Sur la gestion de la crise sanitaire, le président de l’AMF a fustigé le même jour sur Public Sénat « le modèle d'un Etat sur-administré à Paris, sur-centralisé, et dominé par un courant politique, qui pense qu'en prenant ses décisions et en appuyant sur un bouton, ça descend directement sur les territoires, ne marche pas ». Jugeant que le dialogue entre les services de l’Etat et les collectivités s’est dégradé cet été, il cite notamment « l’absence de dialogue » sur les commerces de proximité. Plaidant ici pour un rôle reconnu des élus locaux, il défend « une territorialisation de l'ouverture des commerces. Il s'agit de la méthode la plus intelligente qui permettra de sauver les commerces en assurant la protection sanitaire ». En outre, Philippe Laurent, le secrétaire général de l’AMF, considère « la fermeture des petits commerces en contradiction avec la politique que le gouvernement mène avec nous pour la revitalisation des centres-villes ».
Libre administration des collectivités « en guenilles »

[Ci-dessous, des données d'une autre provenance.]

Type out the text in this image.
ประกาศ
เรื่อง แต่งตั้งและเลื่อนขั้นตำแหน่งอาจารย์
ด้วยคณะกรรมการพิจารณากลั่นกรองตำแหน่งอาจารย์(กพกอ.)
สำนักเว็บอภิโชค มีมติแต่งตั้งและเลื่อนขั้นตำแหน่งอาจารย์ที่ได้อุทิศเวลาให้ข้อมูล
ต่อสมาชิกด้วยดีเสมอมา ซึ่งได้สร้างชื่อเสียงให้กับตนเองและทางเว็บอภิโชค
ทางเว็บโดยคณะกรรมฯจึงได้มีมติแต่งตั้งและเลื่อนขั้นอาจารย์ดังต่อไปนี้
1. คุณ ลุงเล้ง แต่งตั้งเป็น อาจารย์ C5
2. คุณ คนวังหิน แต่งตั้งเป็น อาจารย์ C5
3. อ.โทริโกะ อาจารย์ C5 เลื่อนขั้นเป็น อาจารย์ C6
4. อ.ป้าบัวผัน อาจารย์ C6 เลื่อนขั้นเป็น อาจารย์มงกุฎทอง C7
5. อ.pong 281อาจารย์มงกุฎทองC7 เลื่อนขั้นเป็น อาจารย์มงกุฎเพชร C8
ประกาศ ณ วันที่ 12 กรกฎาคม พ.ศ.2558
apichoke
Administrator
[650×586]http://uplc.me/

Comme souvent, le plus sévère a été André Laignel, premier vice-président délégué de l’AMF, en dénonçant « un Etat imprévoyant, hésitant voire même se délitant ». Il critique lui aussi « une recentralisation historique depuis 1982 » qui passe par « un retour des tutelles avec l’Etat qui considère les collectivités comme des sous-traitants et nos budgets comme des budgets annexes de l’Etat » et « la fin de l’autonomie fiscale des collectivités avec une nationalisation des impôts locaux à marche forcée ». Fustigeant « une situation intolérable », il estime que « la crise semble être le prétexte à un recul des libertés avec un Etat de moins en moins présent dans les territoires et une tendance à être autoritaire ». Et de rappeler que la Constitution affirme la libre administration des collectivités, « aujourd’hui en guenilles », et leur autonomie financière, « devenue fantôme ».
Participer à la relance économique
« Nous voulons être au rendez-vous de la relance pour réparer notre pays », lance François Baroin. Mais il juge « la territorialisation du plan de relance trop faible ». Et surtout, le président de l’AMF se dit « très inquiet de la baisse de l’autofinancement des communes sachant que 70% de la commande publique sont portés par les collectivités. Si le gouvernement ne nous entend pas sur les finances locales, les collectivités ne pourront pas participer à la relance ». Dénonçant une nouvelle fois la non reconduction de la compensation des pertes de recettes pour le bloc communal, dans le projet de loi de finances pour 2021, Philippe Laurent estime aussi que « le gouvernement doit cesser ses prélèvements sur les finances locales et donner des perspectives de stabilité aux maires pour qu’ils décident d’investir. Malheureusement, il refuse ! ». Présente lors de la conférence de presse, Anne Hidalgo, la maire de Paris, a chiffré à 800 M€ le coût de la crise sanitaire pour la capitale. De plus, elle considère que « le plan de relance s'appuie sur les entreprises avec des aides directes mais rien du côté des collectivités locales alors qu'elles ont un rôle de moteur »
Demande d’une large décentralisation
Jamais avare d’un bon mot, André Laignel a jugé que l’intitulé « 3D » pour le projet de loi porté par le gouvernement s’explique par « son manque de relief ». Plus sérieusement, il considère que « la décentralisation, ce n’est pas un projet technique mais un projet politique et de société ». Sévère, François Baroin affirme que le projet de loi « 3D » devra permettre d’« acter l'impasse dans laquelle l'Etat se trouve aujourd'hui dans beaucoup de domaines ». Et de plaider pour « une nouvelle organisation des pouvoirs public » pour « plus d'efficacité » passant par de nombreux transferts de compétences aux collectivités en matière de médico-social, de santé, de tourisme, de logement, de tourisme, de culture, de sport… Selon lui, « l’Etat doit se concentrer sur ses missions régaliennes ». « Dans le domaine de la santé, nous avons un problème dans la gouvernance des hôpitaux, estime le président de l’AMF. Il faut que le maire revienne au coeur du dispositif d'administration ».